The federal government’s intention to “decouple” land swaps from public-private projects should be welcomed.
According to the finance minister, land will now be sold by open auction so that the federal government can maximise revenue from land sales.
On the other hand, projects to be undertaken will be subject to open tender so that the government can receive the best value for the project awarded.
The federal government reportedly said that BN’s land swaps methods had resulted in “extraordinary profits for crony companies”, ultimately shortchanging the government and taxpayers.
But such land swaps were not confined to BN. Ever since I started this blog, I have complained that such swap deals in Penang have been problematic and even lopsided at times, and both sides of such deals should be delinked and evaluated separately on their merits.
We saw what happened during the BN era when land reclamation rights worth billions in gross development value were awarded cheaply in return for building highways worth just a few hundred million ringgit.
The seeds of the Kampung Buah Pala controversy that erupted soon after Pakatan took over Penang in 2008 were sown with a land swap during BN rule.
Under Pakatan rule, we had a convention centre being built in exchange for higher density being given on other property development projects.
Then we saw the controversial swap deal involving 110 acres of prime reclamation rights being awarded in exchange for building a highly controversial tunnel and three environmentally problematic highways.
Finally, the mother of two-sided deals arrived when a consortium (comprising a contractor and two property development firms) proposed that massive land reclamation be used to finance exorbitant transport infrastructure.

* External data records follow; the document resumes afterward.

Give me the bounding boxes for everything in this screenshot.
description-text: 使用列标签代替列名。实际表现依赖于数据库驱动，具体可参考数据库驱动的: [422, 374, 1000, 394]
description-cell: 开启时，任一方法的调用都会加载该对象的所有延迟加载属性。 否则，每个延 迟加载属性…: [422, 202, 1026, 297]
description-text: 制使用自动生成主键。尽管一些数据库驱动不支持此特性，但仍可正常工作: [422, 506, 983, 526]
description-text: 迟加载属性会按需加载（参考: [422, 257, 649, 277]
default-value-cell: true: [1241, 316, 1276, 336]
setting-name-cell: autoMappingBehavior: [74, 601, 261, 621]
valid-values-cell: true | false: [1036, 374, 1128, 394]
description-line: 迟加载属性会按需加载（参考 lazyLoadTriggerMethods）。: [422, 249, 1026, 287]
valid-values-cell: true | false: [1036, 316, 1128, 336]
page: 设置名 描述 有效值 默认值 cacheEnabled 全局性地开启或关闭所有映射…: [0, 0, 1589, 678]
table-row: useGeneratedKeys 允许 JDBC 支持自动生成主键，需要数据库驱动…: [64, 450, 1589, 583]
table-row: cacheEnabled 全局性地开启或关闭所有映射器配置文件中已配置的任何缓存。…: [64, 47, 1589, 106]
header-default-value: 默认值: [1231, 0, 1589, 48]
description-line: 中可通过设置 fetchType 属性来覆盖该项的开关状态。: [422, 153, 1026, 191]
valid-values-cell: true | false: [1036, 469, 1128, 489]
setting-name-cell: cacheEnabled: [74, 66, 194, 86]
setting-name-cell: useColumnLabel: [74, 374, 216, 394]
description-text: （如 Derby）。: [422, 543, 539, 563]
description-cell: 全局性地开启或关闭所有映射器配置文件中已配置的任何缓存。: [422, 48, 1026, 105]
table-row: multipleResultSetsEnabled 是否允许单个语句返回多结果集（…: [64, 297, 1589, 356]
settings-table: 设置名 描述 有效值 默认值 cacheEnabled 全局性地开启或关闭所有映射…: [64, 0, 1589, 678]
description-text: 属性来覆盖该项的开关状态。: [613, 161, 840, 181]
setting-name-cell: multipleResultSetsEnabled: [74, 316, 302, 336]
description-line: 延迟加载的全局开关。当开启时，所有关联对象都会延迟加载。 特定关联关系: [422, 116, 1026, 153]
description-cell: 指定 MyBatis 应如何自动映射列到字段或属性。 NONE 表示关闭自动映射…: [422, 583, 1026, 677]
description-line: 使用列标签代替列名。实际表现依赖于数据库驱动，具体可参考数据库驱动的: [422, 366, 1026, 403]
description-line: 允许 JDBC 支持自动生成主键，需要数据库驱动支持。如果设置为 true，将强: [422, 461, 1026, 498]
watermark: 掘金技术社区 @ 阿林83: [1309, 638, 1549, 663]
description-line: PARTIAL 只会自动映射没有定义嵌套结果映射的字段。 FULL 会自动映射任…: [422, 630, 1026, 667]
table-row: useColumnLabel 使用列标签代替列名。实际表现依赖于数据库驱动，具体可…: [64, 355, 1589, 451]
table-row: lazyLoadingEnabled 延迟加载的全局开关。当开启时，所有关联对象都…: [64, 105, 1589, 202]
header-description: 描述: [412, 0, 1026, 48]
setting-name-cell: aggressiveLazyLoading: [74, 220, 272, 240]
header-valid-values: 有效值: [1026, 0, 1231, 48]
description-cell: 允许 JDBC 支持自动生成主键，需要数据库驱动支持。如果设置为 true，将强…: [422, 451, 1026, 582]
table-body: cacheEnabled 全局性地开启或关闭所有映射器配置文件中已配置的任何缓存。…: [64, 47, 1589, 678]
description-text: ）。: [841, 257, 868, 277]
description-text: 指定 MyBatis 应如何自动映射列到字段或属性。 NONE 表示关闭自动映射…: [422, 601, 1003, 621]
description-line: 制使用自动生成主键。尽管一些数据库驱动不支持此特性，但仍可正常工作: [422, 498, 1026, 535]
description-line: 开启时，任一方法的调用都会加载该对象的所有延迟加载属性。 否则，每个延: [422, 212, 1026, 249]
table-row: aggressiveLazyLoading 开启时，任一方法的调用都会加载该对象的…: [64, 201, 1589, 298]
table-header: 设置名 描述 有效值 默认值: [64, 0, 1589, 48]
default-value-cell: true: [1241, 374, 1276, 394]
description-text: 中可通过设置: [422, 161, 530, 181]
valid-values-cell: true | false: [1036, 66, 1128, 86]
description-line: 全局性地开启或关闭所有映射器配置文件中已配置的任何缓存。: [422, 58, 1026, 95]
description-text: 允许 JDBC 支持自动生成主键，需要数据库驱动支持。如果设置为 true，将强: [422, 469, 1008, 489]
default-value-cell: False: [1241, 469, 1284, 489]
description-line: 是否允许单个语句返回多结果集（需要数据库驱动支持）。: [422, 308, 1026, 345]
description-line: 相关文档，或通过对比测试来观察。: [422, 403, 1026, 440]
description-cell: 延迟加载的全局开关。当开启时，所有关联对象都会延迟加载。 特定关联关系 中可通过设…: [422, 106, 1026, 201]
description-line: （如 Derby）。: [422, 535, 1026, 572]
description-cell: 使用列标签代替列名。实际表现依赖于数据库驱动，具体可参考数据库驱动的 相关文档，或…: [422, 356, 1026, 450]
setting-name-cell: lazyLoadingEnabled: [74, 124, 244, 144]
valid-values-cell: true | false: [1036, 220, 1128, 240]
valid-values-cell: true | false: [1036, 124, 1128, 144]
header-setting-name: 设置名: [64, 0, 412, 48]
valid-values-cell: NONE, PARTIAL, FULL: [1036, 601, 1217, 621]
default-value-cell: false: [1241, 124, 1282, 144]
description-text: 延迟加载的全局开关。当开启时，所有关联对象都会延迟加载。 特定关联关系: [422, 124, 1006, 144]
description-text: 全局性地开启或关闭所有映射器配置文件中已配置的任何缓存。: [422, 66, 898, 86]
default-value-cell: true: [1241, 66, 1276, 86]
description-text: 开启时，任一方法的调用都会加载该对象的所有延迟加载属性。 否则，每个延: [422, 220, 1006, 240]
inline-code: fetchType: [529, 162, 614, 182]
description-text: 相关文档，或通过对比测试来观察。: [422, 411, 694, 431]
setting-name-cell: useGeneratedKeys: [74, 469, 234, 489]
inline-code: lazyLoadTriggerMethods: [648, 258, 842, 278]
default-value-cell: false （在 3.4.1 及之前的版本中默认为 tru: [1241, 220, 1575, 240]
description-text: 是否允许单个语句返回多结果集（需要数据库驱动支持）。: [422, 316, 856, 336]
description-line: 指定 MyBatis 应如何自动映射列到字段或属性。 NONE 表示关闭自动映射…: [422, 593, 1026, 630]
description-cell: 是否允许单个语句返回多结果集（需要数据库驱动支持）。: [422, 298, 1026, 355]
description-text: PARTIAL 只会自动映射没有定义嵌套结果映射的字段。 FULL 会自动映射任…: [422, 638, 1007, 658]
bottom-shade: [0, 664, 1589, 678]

The arrangement puts the firms in a position of potential conflict of interest – for it is not clear how, if at all, these firms, acting as “project delivery partner” consultants, will be involved, whether directly or indirectly, in the actual land reclamation, property development on the reclaimed islands, and infrastructure construction.
Now, each of these deals may have been slightly different in concept, but they all involved a two-sided equation. They also had the common effect of casting a cloud on the regulatory process, adding pressure, so to speak, as regulatory agencies realised that if their approvals for one side of the swap deal were not forthcoming, the other side of the massive deal would be sangkut.
Such swap deals have also raised questions as to whether the real motivation for some of these infrastructure projects lay in property development (“property plays”) rather than the actual infrastructure provided for the rakyat.
Indeed, in some of these cases, the infrastructure provided may not even be the most appropriate for our times or for the people’s long-term needs. Instead, what is provided may end up:
- worsening congestion by encouraging more cars on the road
- posing environmental risks (landslides, mudflows, slope failure, air and noise pollution)
- providing outdated technology (eg monorails)
- providing expensive transport modes (an RM8bn elevated SRS-LRT instead of more cost-effective bus rapid transit, modern trams or automated rapid trackless trams (ART)
- providing excessive high-end homes that few Malaysians can afford
- adding to congestion through the approval of high-density development
- aggravating imbalances in development between the island and the mainland.
So while it is good that the federal government wants to decouple such swap deals at the federal level, just look at the ongoing effects of some of these deals in Penang under both BN and PH rule.